Audiences won’t easily forget Penny’s and von Almen’s exquisite celebration of love the second time around in “Another Wedding Song” or Perri’s transcendent “Patterns” and “Life Story,” and the soaring sopranos of Perri’s “It’s Never That Easy” and Penny’s “I’ve Been Here Before,” performed individually and then in counterpoint, are simply heavenly.
The tenors shine equally bright, Bailey in “I’ll Get Up Tomorrow Morning” and “If I Sing,” von Almen in “One Of The Good Guys,” and with musical director Gerald Sternbach adding his own golden vocals to “Fathers Of Fathers,” this is one tenorrific evening.
As for full-cast harmony, it doesn’t get more exciting than in the opening number “Doors,” the Act One closer “I Wouldn’t Go Back,” and the gorgeous title tune that ends the evening on an emotional, inspiring note.
Director/choreographer Nielsen finds ways to integrate movement and dance throughout to make this Closer Than Ever far more than just four singers singing, and with Sternbach on grand piano and Brad Babinski adding his own sexy licks opposite Penny in the jazzy “Back On Bass,” the production is in expert musical hands indeed.

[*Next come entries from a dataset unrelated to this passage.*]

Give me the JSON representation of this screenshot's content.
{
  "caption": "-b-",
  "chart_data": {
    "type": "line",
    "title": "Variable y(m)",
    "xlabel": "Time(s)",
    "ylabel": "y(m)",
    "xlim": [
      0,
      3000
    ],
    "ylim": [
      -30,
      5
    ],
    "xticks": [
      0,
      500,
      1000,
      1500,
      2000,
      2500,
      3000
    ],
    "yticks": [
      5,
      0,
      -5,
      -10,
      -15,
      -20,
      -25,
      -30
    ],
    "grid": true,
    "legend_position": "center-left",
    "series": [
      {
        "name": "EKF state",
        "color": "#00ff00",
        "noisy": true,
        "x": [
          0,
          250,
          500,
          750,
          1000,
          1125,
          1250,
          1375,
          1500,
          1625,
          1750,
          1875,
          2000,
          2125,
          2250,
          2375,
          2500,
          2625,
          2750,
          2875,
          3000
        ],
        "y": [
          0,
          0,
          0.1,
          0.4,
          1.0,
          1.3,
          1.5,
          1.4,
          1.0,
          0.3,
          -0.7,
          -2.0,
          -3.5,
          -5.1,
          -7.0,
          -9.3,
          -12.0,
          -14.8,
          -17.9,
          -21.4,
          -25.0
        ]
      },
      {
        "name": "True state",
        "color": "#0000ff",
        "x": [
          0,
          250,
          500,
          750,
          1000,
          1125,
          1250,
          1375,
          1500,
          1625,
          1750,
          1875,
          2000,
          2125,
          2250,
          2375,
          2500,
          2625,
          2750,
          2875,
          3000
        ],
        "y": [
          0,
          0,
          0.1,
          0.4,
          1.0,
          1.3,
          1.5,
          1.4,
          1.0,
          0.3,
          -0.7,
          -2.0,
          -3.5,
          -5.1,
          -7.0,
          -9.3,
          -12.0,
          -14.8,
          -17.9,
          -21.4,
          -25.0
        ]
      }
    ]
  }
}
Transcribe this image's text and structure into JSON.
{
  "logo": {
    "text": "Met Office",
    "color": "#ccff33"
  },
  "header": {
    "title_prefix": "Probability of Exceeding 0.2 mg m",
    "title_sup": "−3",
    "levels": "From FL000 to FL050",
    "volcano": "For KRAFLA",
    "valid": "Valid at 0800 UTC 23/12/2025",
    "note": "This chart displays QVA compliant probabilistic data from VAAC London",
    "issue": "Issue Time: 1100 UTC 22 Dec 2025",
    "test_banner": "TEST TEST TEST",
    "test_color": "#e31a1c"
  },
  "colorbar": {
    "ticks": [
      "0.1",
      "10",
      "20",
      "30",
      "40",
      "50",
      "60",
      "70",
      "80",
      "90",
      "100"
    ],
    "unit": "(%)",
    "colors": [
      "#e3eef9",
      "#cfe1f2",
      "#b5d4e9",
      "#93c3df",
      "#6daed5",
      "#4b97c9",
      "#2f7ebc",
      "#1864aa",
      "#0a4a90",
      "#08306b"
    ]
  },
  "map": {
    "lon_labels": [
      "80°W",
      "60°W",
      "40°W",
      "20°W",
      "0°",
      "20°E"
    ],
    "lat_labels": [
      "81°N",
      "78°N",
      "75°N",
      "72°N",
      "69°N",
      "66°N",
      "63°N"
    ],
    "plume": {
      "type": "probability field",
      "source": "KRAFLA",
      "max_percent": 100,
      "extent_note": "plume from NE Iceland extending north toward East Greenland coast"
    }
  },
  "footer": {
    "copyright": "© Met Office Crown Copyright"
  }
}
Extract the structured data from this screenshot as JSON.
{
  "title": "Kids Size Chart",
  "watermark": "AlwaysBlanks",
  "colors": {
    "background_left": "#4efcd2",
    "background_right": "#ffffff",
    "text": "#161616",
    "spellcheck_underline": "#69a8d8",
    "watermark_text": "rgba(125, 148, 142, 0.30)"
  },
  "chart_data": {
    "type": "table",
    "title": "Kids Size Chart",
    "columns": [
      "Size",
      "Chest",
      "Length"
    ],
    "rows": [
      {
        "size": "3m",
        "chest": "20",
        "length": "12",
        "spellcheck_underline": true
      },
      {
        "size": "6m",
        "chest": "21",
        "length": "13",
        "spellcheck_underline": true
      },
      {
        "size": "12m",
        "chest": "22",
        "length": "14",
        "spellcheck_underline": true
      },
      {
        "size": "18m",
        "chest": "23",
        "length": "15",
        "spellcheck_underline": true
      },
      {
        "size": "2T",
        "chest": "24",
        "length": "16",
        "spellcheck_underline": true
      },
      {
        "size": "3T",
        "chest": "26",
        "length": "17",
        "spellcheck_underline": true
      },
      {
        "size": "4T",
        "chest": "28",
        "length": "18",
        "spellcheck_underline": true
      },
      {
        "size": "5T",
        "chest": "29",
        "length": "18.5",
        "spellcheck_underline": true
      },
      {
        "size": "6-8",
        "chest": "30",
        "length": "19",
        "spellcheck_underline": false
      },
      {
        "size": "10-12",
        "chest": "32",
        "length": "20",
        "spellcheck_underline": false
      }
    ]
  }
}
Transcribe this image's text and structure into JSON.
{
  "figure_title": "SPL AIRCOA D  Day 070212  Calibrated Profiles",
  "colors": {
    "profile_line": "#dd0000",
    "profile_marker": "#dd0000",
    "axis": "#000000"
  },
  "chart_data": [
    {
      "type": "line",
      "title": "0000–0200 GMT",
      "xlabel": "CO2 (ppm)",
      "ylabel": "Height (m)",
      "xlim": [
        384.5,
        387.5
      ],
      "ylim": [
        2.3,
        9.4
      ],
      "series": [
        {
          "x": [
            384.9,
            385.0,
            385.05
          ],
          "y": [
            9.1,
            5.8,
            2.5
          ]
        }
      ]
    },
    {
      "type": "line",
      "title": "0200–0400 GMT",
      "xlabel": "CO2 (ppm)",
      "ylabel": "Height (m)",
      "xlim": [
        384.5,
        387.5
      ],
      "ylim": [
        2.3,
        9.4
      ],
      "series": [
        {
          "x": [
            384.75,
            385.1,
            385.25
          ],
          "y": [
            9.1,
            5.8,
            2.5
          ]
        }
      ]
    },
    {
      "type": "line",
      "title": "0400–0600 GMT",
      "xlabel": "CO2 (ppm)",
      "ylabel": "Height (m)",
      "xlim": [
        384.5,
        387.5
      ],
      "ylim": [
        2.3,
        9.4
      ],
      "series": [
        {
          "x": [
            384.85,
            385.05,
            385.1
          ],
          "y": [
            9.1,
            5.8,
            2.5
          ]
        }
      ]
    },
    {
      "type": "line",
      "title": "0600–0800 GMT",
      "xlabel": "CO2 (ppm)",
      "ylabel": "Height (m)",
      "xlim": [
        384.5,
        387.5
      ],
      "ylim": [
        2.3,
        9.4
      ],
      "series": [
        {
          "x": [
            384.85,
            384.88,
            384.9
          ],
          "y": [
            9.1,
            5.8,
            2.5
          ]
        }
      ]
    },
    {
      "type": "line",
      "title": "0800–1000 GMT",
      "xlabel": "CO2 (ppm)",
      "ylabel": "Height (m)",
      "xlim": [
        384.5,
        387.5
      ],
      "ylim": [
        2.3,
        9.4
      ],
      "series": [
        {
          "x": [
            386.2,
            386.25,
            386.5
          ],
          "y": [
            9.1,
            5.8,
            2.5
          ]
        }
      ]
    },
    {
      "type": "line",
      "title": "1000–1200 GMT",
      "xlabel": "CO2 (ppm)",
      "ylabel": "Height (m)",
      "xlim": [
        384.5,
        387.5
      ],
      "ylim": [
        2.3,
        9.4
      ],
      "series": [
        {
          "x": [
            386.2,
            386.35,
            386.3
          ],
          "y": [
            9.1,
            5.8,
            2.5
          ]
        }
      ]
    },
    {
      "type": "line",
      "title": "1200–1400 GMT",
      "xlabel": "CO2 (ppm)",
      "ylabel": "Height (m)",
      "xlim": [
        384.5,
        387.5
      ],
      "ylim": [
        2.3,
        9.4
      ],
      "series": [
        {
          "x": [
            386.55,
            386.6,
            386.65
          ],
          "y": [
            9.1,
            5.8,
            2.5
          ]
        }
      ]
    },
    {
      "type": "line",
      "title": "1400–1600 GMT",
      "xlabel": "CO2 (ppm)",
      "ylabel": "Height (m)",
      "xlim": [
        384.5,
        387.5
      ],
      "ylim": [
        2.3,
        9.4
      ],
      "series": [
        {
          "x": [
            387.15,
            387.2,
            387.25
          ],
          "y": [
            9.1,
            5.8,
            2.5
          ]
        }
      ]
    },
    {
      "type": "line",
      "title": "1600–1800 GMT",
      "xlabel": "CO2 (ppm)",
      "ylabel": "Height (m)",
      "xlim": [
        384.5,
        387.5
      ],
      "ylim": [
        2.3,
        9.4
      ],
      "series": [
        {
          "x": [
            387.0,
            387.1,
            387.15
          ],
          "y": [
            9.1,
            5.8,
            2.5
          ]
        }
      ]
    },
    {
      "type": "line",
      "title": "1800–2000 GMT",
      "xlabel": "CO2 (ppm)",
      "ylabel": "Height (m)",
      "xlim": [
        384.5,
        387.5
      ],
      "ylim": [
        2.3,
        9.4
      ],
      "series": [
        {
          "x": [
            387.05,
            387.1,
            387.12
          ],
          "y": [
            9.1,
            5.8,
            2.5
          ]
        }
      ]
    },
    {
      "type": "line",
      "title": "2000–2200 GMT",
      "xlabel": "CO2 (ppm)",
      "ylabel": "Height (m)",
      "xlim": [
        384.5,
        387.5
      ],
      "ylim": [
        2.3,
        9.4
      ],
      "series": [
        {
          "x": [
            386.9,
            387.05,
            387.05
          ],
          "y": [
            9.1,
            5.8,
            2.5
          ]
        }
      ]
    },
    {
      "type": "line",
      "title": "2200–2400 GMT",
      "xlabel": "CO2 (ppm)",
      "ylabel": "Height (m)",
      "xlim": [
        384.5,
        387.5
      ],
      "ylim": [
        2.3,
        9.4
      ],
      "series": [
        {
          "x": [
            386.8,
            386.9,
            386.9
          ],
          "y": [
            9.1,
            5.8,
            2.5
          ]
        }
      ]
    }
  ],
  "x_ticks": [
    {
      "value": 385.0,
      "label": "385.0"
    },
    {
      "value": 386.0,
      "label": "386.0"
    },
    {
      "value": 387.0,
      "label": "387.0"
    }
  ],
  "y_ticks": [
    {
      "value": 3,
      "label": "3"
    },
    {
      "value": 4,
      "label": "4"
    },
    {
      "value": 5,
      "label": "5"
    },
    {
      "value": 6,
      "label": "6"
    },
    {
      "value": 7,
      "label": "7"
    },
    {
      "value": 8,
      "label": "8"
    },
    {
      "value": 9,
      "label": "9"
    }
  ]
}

Scenic designer Stephanie Kerley Schwartz takes as her inspiration the show-opening “Doors,” her ingenious set lit to striking effect by Stacy McKenney. Resident costume designer Kim DeShazo gives each performer several classy looks, Dave Mickey’s sound design mixes vocals and instrumentals to perfection, and resident properties designers Patty, Gordon, and Christopher Briles and resident hair and wig designer Anthony Gagliardi do their accustomed topnotch work.
Closer Than Ever is produced by ICT artistic director caryn desai. Pat Loeb is production stage manager and Joseph Trevino assistant stage manager. Casting is by Michael Donovan, CSA.
Additional program credits go to Benjamin Hawkins (assistant lighting designer) and Richie Ferris (casting associate).
A bona fide crowd-pleaser and one that inspires its audience to reflect on their own lives and those around them, Closer Than Ever opens International City Theatre’s 2016 season on a high note. (Make that a musical high note.)
International City Theatre, Long Beach Performing Arts Center, 300 E. Ocean Blvd., Long Beach.